Option Type Default Description
tools ToolSet | ToolDescriptors required Your tools (AI SDK tool() or raw descriptors)
executor Executor required Where to run the generated code
description string auto-generated Custom tool description. Use {{types}} for type defs

DynamicWorkerExecutor

Executes code in an isolated Cloudflare Worker via WorkerLoader.

Option Type Default Description
loader WorkerLoader required Worker Loader binding from env.LOADER
timeout number 30000 Execution timeout in ms
globalOutbound Fetcher | null null Network access control. null = blocked, Fetcher = routed

generateTypes(tools)

Generates TypeScript type definitions from your tools. Used internally by createCodeTool but exported for custom use (e.g., displaying types in a frontend).

import { generateTypes } from "@cloudflare/codemode";

const types = generateTypes(myTools);
// Returns:
// type CreateProjectInput = { name: string; description?: string }
// declare const codemode: { createProject: (input: CreateProjectInput) => Promise<unknown>; }

sanitizeToolName(name)

Converts tool names into valid JavaScript identifiers.
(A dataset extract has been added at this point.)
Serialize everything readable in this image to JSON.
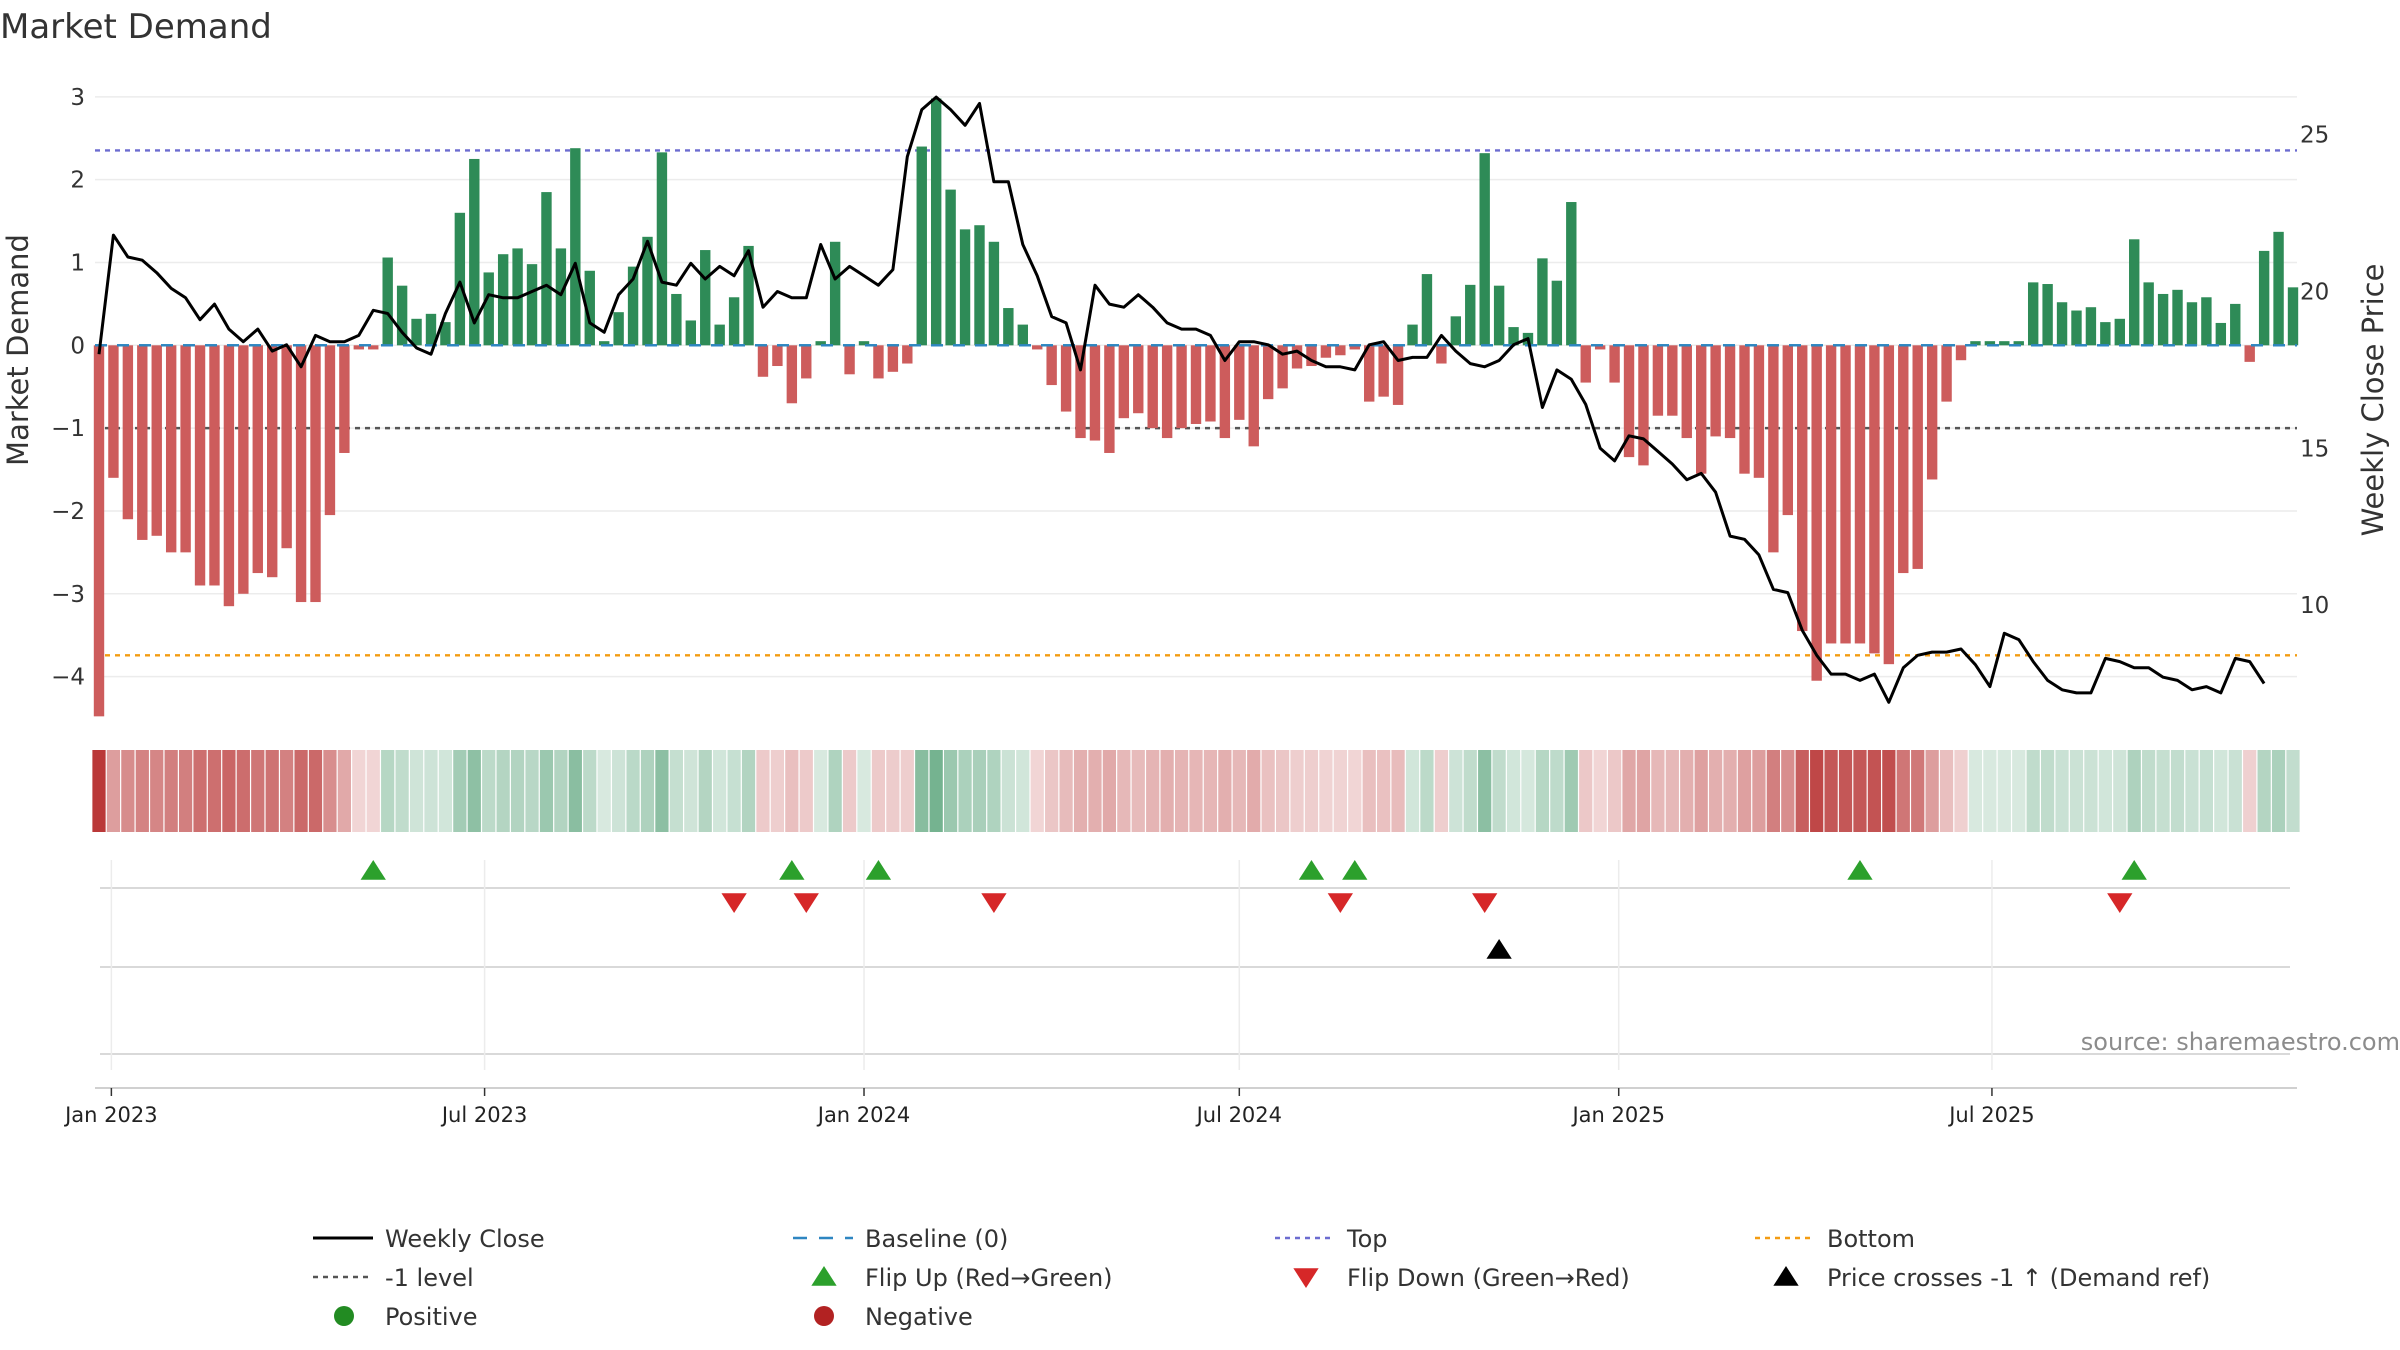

import { sanitizeToolName } from "@cloudflare/codemode";

sanitizeToolName("get-weather"); // "get_weather"
sanitizeToolName("3d-render"); // "_3d_render"
sanitizeToolName("delete"); // "delete_"

Security considerations

  • Code runs in isolated Worker sandboxes — each execution gets its own Worker instance
  • External network access (fetch, connect) is blocked by default at the runtime level
  • Tool calls are dispatched via Workers RPC, not network requests
  • Execution has a configurable timeout (default 30 seconds)
  • Console output is captured separately and does not leak to the host

Current limitations

  • Tool approval (needsApproval) is not supported yet. Tools with needsApproval: true execute immediately inside the sandbox without pausing for approval. Support for approval flows within codemode is planned. For now, do not pass approval-required tools to createCodeTool — use them through standard AI SDK tool calling instead.
  • Requires Cloudflare Workers environment for DynamicWorkerExecutor
  • Limited to JavaScript execution
  • The zod-to-ts dependency bundles the TypeScript compiler, which increases Worker size
  • LLM code quality depends on prompt engineering and model capability

Example

See examples/codemode/ for a full working example — a project management assistant that uses codemode to orchestrate tasks, sprints, and comments via SQLite.